3)  Allowing a dog to leave work for a short break naturally reduces your reward schedule - instead of handing over a classic reward, you make the release the reward.  Because most dogs like to run, the "fly" operates as both a reward and as a release.  What a deal!

And for anyone who plans to sign up for my Fenzi Obility courses on-line ("Heeling Games" in June or Obility 1 in August), you will need this skill, so you can get a head start by learning it now.

Here's Cisu learning the first steps in fly:  http://www.youtube.com/watch?v=bfZwJKunFEc

At first you can either lure the dog around the object (in this case a stanchion) or shape the behavior – either is fine.  When the dog is flying out reasonably reliably, add the cue (I say “fly”, you can say anything you wish).  Then add some distance from the object – I work my way up to about 50 feet so I can also use it for go-outs as well as a few other obility exercises.
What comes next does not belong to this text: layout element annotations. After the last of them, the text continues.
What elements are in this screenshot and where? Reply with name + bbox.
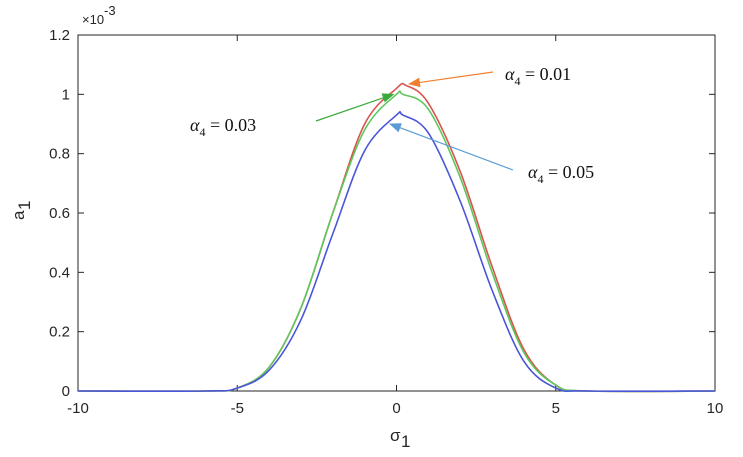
y-tick-label: 0.4 [49,264,70,281]
x-axis-label: σ 1 [390,426,410,451]
y-tick-label: 0.8 [49,146,70,163]
y-axis-label-sub: 1 [15,201,34,210]
x-tick-label: -5 [231,400,244,417]
annotations: α4 = 0.01 α4 = 0.03 α4 = 0.05 [190,64,594,186]
series-line-3 [77,110,716,393]
y-multiplier-exponent: -3 [104,3,116,18]
y-tick-label: 1.2 [49,27,70,44]
y-tick-label: 1 [62,86,70,103]
y-tick-label: 0.2 [49,324,70,341]
y-axis-label-main: a [9,210,28,220]
annotation-arrow [315,93,395,122]
y-tick-label: 0.6 [49,205,70,222]
y-axis-ticks: 0 0.2 0.4 0.6 0.8 1 1.2 [49,27,715,400]
y-multiplier-label: ×10 [82,12,104,27]
x-tick-label: -10 [67,400,89,417]
x-axis-label-sub: 1 [401,432,410,451]
annotation-arrow [389,123,514,171]
annotation-label: α4 = 0.03 [190,115,256,139]
x-axis-label-main: σ [390,426,401,445]
x-tick-label: 10 [707,400,724,417]
y-axis-label: a 1 [9,201,34,220]
annotation-arrow [408,71,494,88]
x-tick-label: 5 [552,400,560,417]
annotation-label: α4 = 0.01 [505,64,571,88]
x-tick-label: 0 [392,400,400,417]
series-lines [77,82,716,393]
annotation-label: α4 = 0.05 [528,162,594,186]
y-tick-label: 0 [62,383,70,400]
Doing well?  Good.  Now, send your dog out and then turn your back, giving your “heel” cue as you move away from your dog.  Your dog should accelerate back up to you and drive into heeling.  What you do when the dog arrives will depend on what aspects of heeling give your dog the most trouble.  In a nutshell, allow bouncing and forging in a dog that lacks energy, and encourage tighter control in a dog that lacks precision but oozes drive.  We’ll get to that on another day.
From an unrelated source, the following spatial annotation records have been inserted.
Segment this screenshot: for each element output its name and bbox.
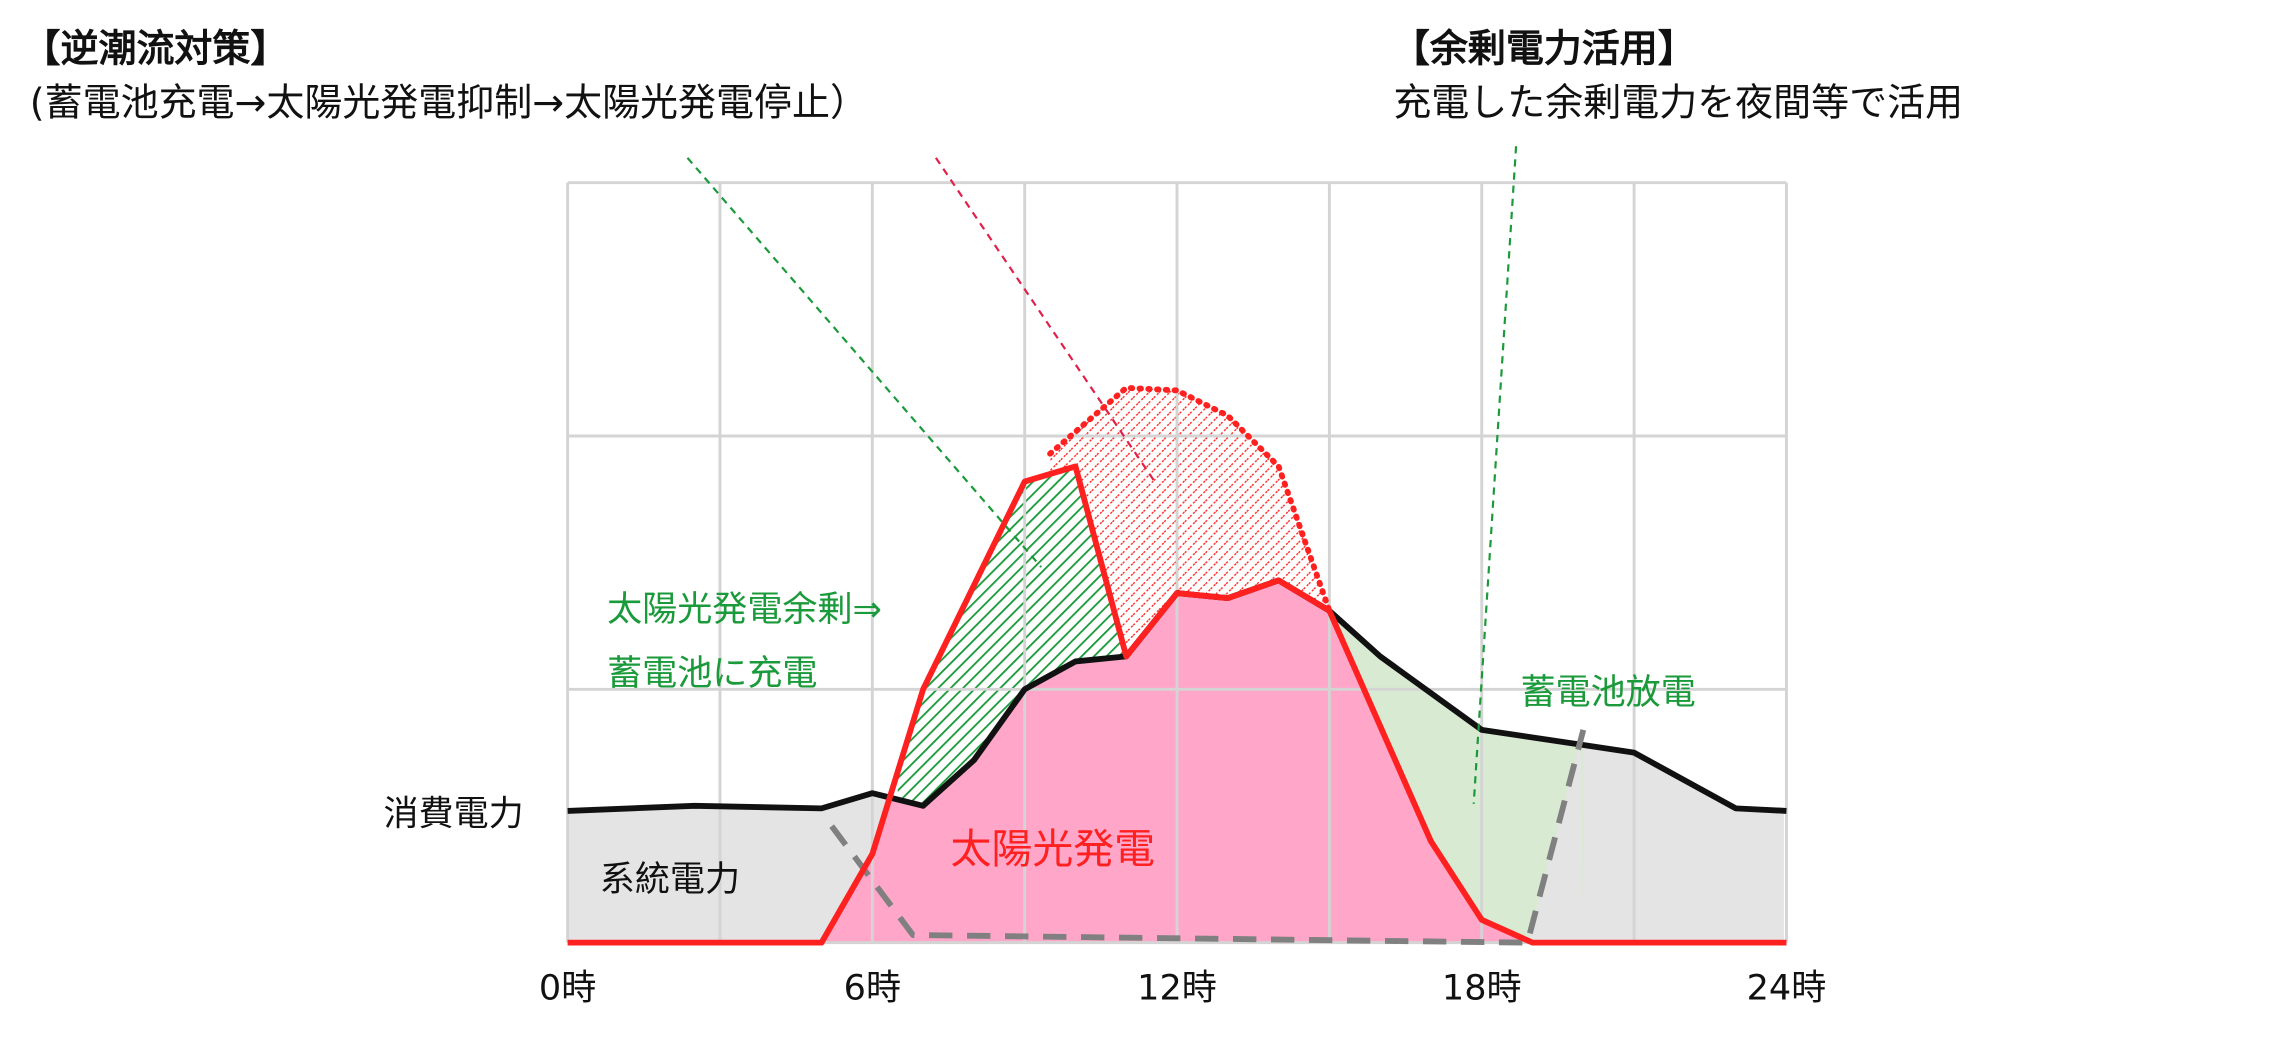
discharge-area (1329, 610, 1584, 943)
series-label: 太陽光発電 (951, 825, 1156, 873)
series-label: 消費電力 (383, 793, 523, 834)
note-title: 【逆潮流対策】 (23, 27, 289, 71)
annotation: 蓄電池放電 (1520, 672, 1695, 713)
leader (686, 157, 1042, 568)
annotation: 太陽光発電余剰⇒ (607, 589, 882, 630)
series-line (567, 463, 1787, 946)
leader (934, 157, 1157, 483)
note: 充電した余剰電力を夜間等で活用 (1393, 81, 1963, 125)
leaders (686, 146, 1518, 804)
note-title: 【余剰電力活用】 (1392, 27, 1696, 71)
x-tick-label: 18時 (1442, 967, 1522, 1008)
leader (1472, 146, 1518, 804)
series-line (1047, 384, 1333, 614)
lines (567, 384, 1787, 946)
curtail-area (1050, 387, 1327, 657)
annotation: 蓄電池に充電 (607, 653, 817, 694)
x-tick-label: 0時 (539, 967, 596, 1008)
x-tick-label: 6時 (844, 967, 901, 1008)
x-tick-label: 24時 (1747, 967, 1827, 1008)
note: (蓄電池充電→太陽光発電抑制→太陽光発電停止） (30, 81, 868, 125)
annotation: 系統電力 (600, 859, 740, 900)
x-tick-label: 12時 (1137, 967, 1217, 1008)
Here's Cisu.  She's working on building drive for the first 45 seconds or so.  Then I add a control move (pivot left) - which also changes where the reward is delivered. Near the end I add a drop signal (control) and follow it up with coming up into heeling (drive).


Dogs Just Want to Have Fun! - The Crossover Trainer

[…] Some behaviors you can train your dog can be inherantly rewarding. I recently trained my dog, Loker, to go through my legs. He picked it up very quickly because he enjoyed it once he learned how. I know he enjoys it because he does it without hesitation repeatedly. Check out this video of our last training session: So this brings me to an interesting point. Behaviors can become rewarding and can be used to reinforce other, less rewarding behaviors! I think that is so cool and I can’t wait to use this behavior to my advantage. You can find a behavior that your dog loves doing without hesitation and highly reinforce it. The history of this behavior will help trigger super “happy” chemicals in your dog’s brain every time he/she does it. Check out this popular post by Denise Fenzi on why she teaches a “fly” cue and uses it as a reward: Heeling Games- “Fly” […]
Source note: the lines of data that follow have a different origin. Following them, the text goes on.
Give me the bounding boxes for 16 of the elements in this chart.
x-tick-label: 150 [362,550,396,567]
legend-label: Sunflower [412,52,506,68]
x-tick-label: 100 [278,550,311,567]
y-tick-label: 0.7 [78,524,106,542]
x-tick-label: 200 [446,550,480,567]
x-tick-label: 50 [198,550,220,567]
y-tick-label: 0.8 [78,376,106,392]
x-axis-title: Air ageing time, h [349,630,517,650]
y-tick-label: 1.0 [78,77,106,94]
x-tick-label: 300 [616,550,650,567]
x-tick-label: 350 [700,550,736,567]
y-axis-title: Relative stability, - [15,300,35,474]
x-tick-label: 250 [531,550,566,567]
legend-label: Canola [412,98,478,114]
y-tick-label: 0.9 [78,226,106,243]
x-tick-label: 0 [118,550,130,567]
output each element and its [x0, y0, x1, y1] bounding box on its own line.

hi . do you teach the go out this way? I have been teaching my dogs right now to mark with a look command and Go to the stanchion. Can I teach this by using the Go command for going around the stanchion or do you think it will be confusing to the dog?

Jolein van Weperen

now i follow the e course precision heeling. I’m enthousiastic and looking forward to ‘Heeling games’. Thanks for your post

Anne Drillio

More stuff

Anne Drillio Sent from my iPad

Geoff Stern

Love this. Loved it at your seminar last wknd. This is one of the first things I’ll teach the new puppy.